Crítica do
Segundo Caderno de O Globo (18/1/2017)
Crítica/ “Ocupação
Rio diversidade”
Os quatro monólogos reunidos sob o título de
“Ocupação Rio diversidade” expõem quadro cênico de questões de gênero. Com
visões afirmativas, contestatórias e factuais, as peças curtas (20 minutos
cada) são introduzidas por drag queen, que
se reveste, com sua imagem e fantasias, de uma quinta voz. Se na origem, a
montagem procurou marcar posição e localizar conflitos, no desenho de palco,
individualiza a força dramática dos textos pelas suas características
dramatúrgicas e detalhamento de subjetividades. Desta forma, amplia a valoriza a
escrita, não somente pelo impulso inicial de retrato e denúncia, mas ao desvendar,
por contrastes, manifestas sexualidades. A palavra está na sua mínima expressão
emocional, permitindo que alcance maior significado na explosão surda das
rejeições e na violência explícita do banimento. Cada uma das quatro cenas é
assinada por um autor e diretor que definem seu espaço temático-vivencial com características
próprias e até com atritos entre elas, mas que compõem desenho de linhas e tons
firmes. Marcia Zanelatto em “Genderless – Um corpo fora da lei” trata do caso
de um australiano que se tornou, depois de lutar contra a burocracia estatal,
uma pessoa sem gênero (o “genderless” do inglês). A narrativa desta batalha é
menos relevante do que a reflexão sobre a multiplicidade de sentimentos no
processo de enquadramento, ou indefinição, nas variantes de identidade. O
diretor Guilherme Leme Garcia reduziu a cenografia e iluminação a um tablet que
Larissa Bracher manipula em uma interpretação modulada pelo despojamento
essencial e vertigem do desconhecido. Aparentemente simples e direta, a atuação
de Larissa Bracher contém minúcias e delicadezas que o texto oferece com
generosidade e que atriz vive na mesma sintonia. Daniela Pereira de Carvalho em
“Como deixar de ser” tira, parcialmente, uma mulher de meia-idade do armário.

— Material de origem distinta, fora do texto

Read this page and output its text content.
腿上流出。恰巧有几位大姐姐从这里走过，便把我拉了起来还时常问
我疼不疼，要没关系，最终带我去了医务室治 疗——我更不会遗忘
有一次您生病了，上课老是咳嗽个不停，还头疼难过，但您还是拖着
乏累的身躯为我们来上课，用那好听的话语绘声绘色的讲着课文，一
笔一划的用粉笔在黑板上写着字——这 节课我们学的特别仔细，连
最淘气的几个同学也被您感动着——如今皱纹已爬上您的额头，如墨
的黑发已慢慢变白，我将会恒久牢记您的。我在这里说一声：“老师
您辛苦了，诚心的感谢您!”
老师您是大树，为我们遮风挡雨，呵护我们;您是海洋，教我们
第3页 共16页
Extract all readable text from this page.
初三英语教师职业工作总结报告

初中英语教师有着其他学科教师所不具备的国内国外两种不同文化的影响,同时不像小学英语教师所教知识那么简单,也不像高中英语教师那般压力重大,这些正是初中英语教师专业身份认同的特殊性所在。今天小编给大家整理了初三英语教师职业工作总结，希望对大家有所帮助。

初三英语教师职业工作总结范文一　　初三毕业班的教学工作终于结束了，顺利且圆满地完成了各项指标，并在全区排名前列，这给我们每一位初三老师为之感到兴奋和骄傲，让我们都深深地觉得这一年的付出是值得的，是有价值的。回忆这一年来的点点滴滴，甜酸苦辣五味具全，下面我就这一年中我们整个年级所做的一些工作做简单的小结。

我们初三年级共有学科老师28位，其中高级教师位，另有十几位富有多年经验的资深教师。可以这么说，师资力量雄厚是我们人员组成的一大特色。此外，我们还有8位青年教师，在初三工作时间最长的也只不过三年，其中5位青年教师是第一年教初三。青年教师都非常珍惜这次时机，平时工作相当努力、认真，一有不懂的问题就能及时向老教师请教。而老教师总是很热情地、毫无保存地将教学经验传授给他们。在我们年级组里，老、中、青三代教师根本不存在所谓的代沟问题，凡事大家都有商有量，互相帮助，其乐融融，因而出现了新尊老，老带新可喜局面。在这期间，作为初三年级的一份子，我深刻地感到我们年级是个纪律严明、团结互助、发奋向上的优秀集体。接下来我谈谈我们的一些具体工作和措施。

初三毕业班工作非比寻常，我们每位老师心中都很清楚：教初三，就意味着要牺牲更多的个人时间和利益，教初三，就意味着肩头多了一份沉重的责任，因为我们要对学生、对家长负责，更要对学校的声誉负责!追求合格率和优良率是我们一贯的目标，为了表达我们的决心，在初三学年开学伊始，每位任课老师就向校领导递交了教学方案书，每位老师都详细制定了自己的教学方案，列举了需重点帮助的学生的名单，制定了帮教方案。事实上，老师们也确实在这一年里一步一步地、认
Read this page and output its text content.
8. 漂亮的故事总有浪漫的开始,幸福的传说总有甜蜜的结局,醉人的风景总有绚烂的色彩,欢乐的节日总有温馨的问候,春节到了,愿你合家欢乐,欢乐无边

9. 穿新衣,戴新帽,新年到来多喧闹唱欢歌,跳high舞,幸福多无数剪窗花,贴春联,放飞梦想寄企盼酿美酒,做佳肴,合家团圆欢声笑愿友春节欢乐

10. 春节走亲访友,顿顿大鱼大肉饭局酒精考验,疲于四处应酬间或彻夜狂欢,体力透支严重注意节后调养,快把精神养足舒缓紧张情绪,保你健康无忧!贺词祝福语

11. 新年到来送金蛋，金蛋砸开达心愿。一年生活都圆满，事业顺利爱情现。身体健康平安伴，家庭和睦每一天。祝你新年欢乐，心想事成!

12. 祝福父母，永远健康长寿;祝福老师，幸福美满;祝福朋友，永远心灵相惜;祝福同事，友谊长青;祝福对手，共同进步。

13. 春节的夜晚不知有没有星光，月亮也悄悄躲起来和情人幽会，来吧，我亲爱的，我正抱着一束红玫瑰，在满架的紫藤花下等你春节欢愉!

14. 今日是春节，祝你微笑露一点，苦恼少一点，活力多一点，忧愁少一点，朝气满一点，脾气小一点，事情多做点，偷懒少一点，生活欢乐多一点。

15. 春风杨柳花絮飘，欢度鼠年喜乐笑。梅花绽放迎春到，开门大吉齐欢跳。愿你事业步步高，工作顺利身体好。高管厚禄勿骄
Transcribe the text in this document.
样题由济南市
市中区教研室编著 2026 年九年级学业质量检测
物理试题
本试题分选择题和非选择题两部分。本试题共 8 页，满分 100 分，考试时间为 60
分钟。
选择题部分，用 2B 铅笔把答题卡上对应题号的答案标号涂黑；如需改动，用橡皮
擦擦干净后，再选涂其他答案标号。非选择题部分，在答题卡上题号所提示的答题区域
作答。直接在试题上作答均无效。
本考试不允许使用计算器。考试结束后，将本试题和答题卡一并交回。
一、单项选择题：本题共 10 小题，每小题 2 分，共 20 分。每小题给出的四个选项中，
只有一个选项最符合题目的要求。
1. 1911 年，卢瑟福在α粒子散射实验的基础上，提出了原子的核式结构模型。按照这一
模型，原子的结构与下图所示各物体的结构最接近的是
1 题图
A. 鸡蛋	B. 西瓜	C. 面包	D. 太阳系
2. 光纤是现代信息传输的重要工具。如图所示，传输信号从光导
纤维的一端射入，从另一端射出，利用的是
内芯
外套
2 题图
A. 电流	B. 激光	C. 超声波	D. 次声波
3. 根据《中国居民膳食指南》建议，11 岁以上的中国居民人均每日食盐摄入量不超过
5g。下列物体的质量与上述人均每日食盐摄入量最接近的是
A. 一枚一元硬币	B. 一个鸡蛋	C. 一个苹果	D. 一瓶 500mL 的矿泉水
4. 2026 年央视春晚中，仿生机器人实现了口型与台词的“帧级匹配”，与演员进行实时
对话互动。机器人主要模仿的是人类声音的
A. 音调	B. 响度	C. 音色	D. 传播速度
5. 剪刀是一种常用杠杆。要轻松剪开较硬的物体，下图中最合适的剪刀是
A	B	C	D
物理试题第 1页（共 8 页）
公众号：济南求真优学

No cenário de roupas presas à parede, metáfora de decisão pendurada, ela se
debate contra seus verdadeiros desejos. Renato Carrera dirige Kelzy Ecard insuflando
na intérprete alguma intensidade que se opõe à carga reprimida que comanda as
atitudes de quem não se deixa descobrir. Joaquim Vicente em “A noite em claro”,
com direção, vigorosa e ao mesmo tempo sutil, de Cesar Augusto, se avizinha da
realidade do assassinato de Luiz Antonio Martinez Correa na década de 1980, ao
ficcionar o encontro com o provável matador. Em contundente relato, o garoto de
programa se despe de qualquer limite e apunhala aquele que ecoa o seu desejo
espelhado. Thadeu Matos, em atuação segura, se movimenta com corajoso
desempenho corporal por velório de facas e projeções de sombras. Jô Bilac em
“Flor carnívora”, com direção de Ivan Sugahara e atuação de Gabriela Carneiro da Cunha, ficou um tanto aprisionado ao mote
proposto com a sua comédia discursiva sobre o hermafroditismo das plantas.